Zanim przejdę do meritum tego tekstu, to muszę wspomnieć o czymś co mnie dziwi w tej całej sytuacji. Z obozu PKN Orlen od momentu gdy w zeszłym roku okazało się, że wspierają Roberta Kubice regularnie do różnych mediów, dziennikarzy oraz innych osób wychodzą przecieki, które się później niemal w komplecie sprawdzają. Wygląda to tak, jakby Orlen celowo chciał aby te plotki się pojawiały lub zbyt dużo osób w firmie ma wiedzę z która się dzieli z osobami z zewnątrz. Dla mnie jest to dziwne, bo negocjując takie wielomilionowe umowy firma nie powinna puszczać np. plotek o tym kto do nich i kiedy przyjeżdża.

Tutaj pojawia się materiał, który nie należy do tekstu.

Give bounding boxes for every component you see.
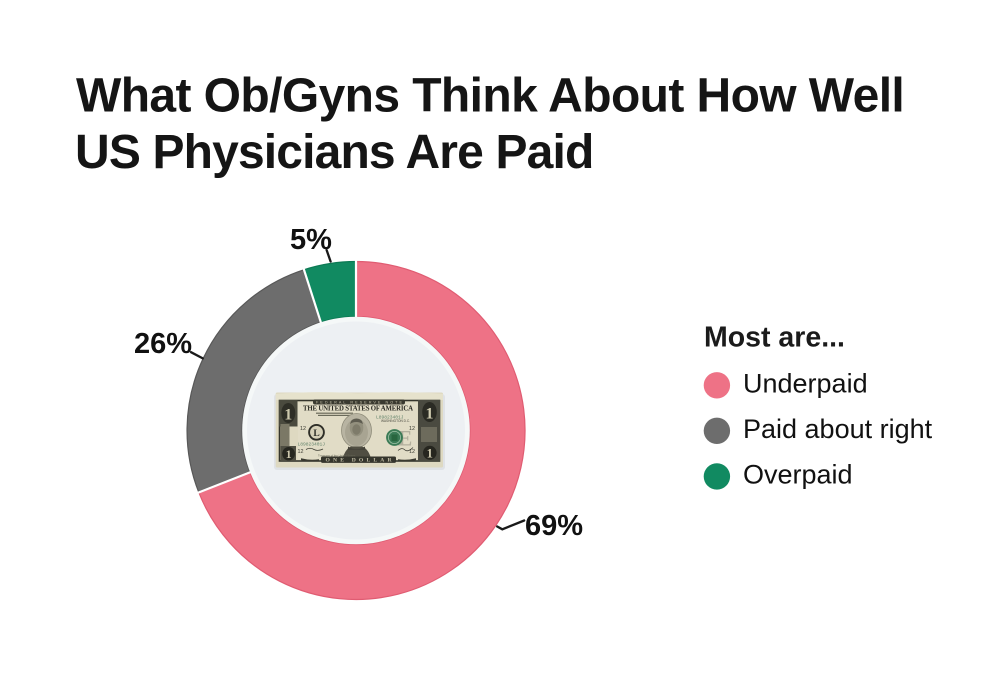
- svg-text:26%: 26%: [134, 328, 192, 360]
- svg-text:THE UNITED STATES OF AMERICA: THE UNITED STATES OF AMERICA: [303, 406, 413, 413]
- svg-text:WASHINGTON D.C.: WASHINGTON D.C.: [381, 419, 410, 423]
- svg-text:FEDERAL RESERVE NOTE: FEDERAL RESERVE NOTE: [316, 401, 402, 405]
- svg-text:69%: 69%: [525, 510, 583, 542]
- svg-text:E: E: [398, 426, 413, 451]
- svg-text:What Ob/Gyns Think About How W: What Ob/Gyns Think About How Well: [76, 70, 904, 123]
- svg-text:L: L: [313, 429, 319, 439]
- svg-text:US Physicians Are Paid: US Physicians Are Paid: [75, 126, 593, 179]
- svg-text:L89823401J: L89823401J: [298, 442, 326, 448]
- svg-text:Most are...: Most are...: [704, 322, 845, 354]
- svg-text:ONE DOLLAR: ONE DOLLAR: [326, 458, 393, 464]
- svg-text:Paid about right: Paid about right: [743, 414, 933, 444]
- svg-text:Overpaid: Overpaid: [743, 460, 853, 490]
- svg-text:1: 1: [286, 447, 292, 461]
- svg-text:12: 12: [298, 449, 304, 455]
- svg-text:1: 1: [284, 407, 292, 424]
- svg-text:Treasurer of the United States: Treasurer of the United States: [318, 453, 356, 457]
- svg-text:1: 1: [427, 447, 433, 461]
- svg-text:12: 12: [409, 449, 415, 455]
- svg-text:5%: 5%: [290, 224, 332, 256]
- svg-text:12: 12: [409, 426, 415, 432]
- svg-text:12: 12: [300, 426, 306, 432]
- svg-text:L89823401J: L89823401J: [376, 414, 404, 420]
- svg-text:1: 1: [426, 406, 434, 423]
- svg-text:Underpaid: Underpaid: [743, 369, 868, 399]
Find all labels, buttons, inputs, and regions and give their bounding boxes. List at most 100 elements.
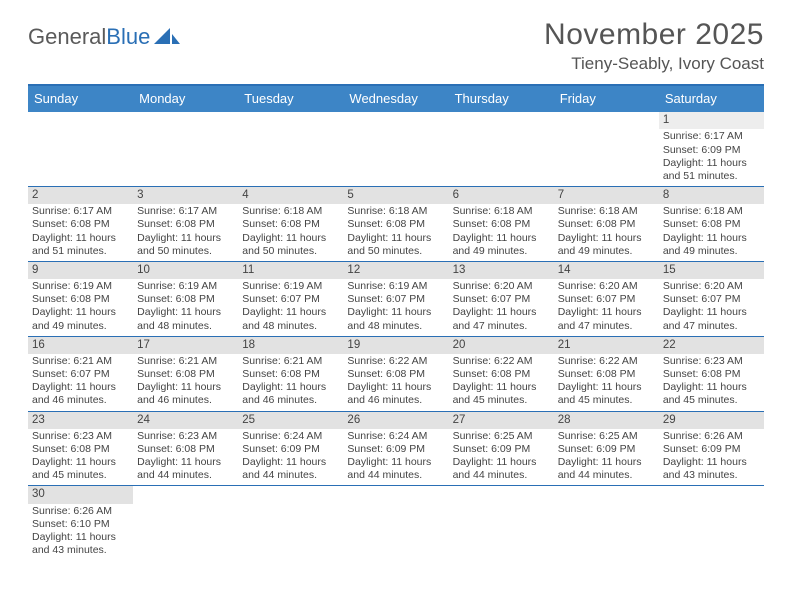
day-number: 16 <box>28 337 133 354</box>
calendar-cell: 4Sunrise: 6:18 AMSunset: 6:08 PMDaylight… <box>238 187 343 261</box>
calendar-cell: 11Sunrise: 6:19 AMSunset: 6:07 PMDayligh… <box>238 262 343 336</box>
day-number: 17 <box>133 337 238 354</box>
calendar-week: 2Sunrise: 6:17 AMSunset: 6:08 PMDaylight… <box>28 187 764 262</box>
weekday-label: Monday <box>133 86 238 112</box>
calendar-week: 1Sunrise: 6:17 AMSunset: 6:09 PMDaylight… <box>28 112 764 187</box>
day-body: Sunrise: 6:21 AMSunset: 6:07 PMDaylight:… <box>28 355 133 411</box>
calendar-cell: 16Sunrise: 6:21 AMSunset: 6:07 PMDayligh… <box>28 337 133 411</box>
weekday-header: Sunday Monday Tuesday Wednesday Thursday… <box>28 86 764 112</box>
day-body: Sunrise: 6:26 AMSunset: 6:09 PMDaylight:… <box>659 430 764 486</box>
calendar-cell: 2Sunrise: 6:17 AMSunset: 6:08 PMDaylight… <box>28 187 133 261</box>
day-body: Sunrise: 6:19 AMSunset: 6:07 PMDaylight:… <box>343 280 448 336</box>
header: GeneralBlue November 2025 Tieny-Seably, … <box>28 18 764 74</box>
calendar-cell: 7Sunrise: 6:18 AMSunset: 6:08 PMDaylight… <box>554 187 659 261</box>
calendar-cell <box>449 112 554 186</box>
day-number: 1 <box>659 112 764 129</box>
calendar-cell: 18Sunrise: 6:21 AMSunset: 6:08 PMDayligh… <box>238 337 343 411</box>
day-body: Sunrise: 6:23 AMSunset: 6:08 PMDaylight:… <box>28 430 133 486</box>
calendar-cell: 5Sunrise: 6:18 AMSunset: 6:08 PMDaylight… <box>343 187 448 261</box>
calendar-cell: 26Sunrise: 6:24 AMSunset: 6:09 PMDayligh… <box>343 412 448 486</box>
calendar-cell <box>449 486 554 560</box>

PKN Orlen chce pozostać w Formule 1
PKN Orlen jest zadowolony ze swojej obecności w Formule 1 w 2019 roku i chce w tym sporcie pozostać. Po sezonie 2019 kończą umowę z Williamsem, która jest warta 10-12 mln euro. Możliwości finansowe Orlenu są spore i w grę wchodzi nawet większa umowa z innym zespołem, jeśli polska firma otrzymałaby również większe korzyści. Orlen rozpoczął proces zmiany nazw swoich stacji paliw w Niemczech, Czechach i na Słowacji z marek lokalnych na PKN Orlen. Dodatkowo prowadzą sprzedaż w innych krajach, dlatego obecność w F1 daje im konkretne korzyści wizerunkowe i wzmacnia rozpoznawalność.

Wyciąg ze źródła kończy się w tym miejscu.